Mike despertó en la vereda, despojado de sus tarjetas, sus celulares y el auto con GPS.
A su alrededor, cuerpos avanzaban con auriculares, sumergidos en un mundo propio, ajenos a su presencia. Nadie levantaba la mirada de la pantalla, ni siquiera para esquivar su sombra caída. Las luces de los dispositivos brillaban en cada mano, proyectando un universo paralelo de imágenes y notificaciones que absorbían toda atención.

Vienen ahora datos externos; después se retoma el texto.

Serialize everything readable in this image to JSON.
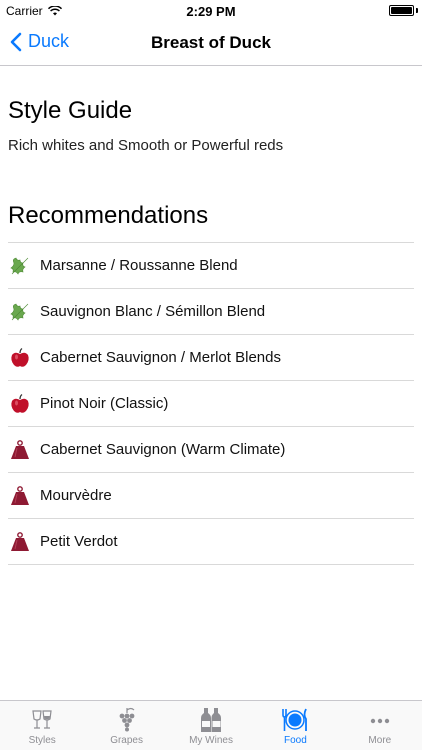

Intentó incorporarse, pero sus dedos temblaban, sin fuerza, como si un vacío le hubiera arrebatado la memoria y la voz. El frío cemento bajo su cuerpo le recordó que ya no tenía refugio ni seguridad.
Durante días, Mike vagó sin rumbo, atravesando calles desconocidas. Aprendió a abrir tachos de basura sin lastimarse, a esconderse del ruido y a temerle a las miradas. Veinte días después, apareció en su casa. Pero no era el mismo. La piel le colgaba, los ojos hundidos reflejaban el cansancio de quien ha sobrevivido sin tregua, y la sonrisa, esa antigua costumbre, se había convertido en un recuerdo lejano. Lo recibieron con indiferencia, como si supieran que ya no encajaba en su rutina.
Mike no quería hablar del robo ni del miedo que lo paralizó. En esos días de vagar había descubierto algo profundo: fuera del sistema, sin plásticos, GPS ni llamadas, la vida era más simple y brutal. Aprendió a mirar sin pedir permiso y a respirar sin pedir perdón.
No quería regresar del todo. Sus dedos trazaban mapas invisibles de calles, refugios y enemigos. Su cuerpo se había acostumbrado a la ausencia de confort y a la presencia constante del peligro.
Cuando le pusieron un nuevo teléfono en las manos, no supo qué hacer. Lo sostuvo un instante, como si fuera un extraño objeto, y lo dejó caer.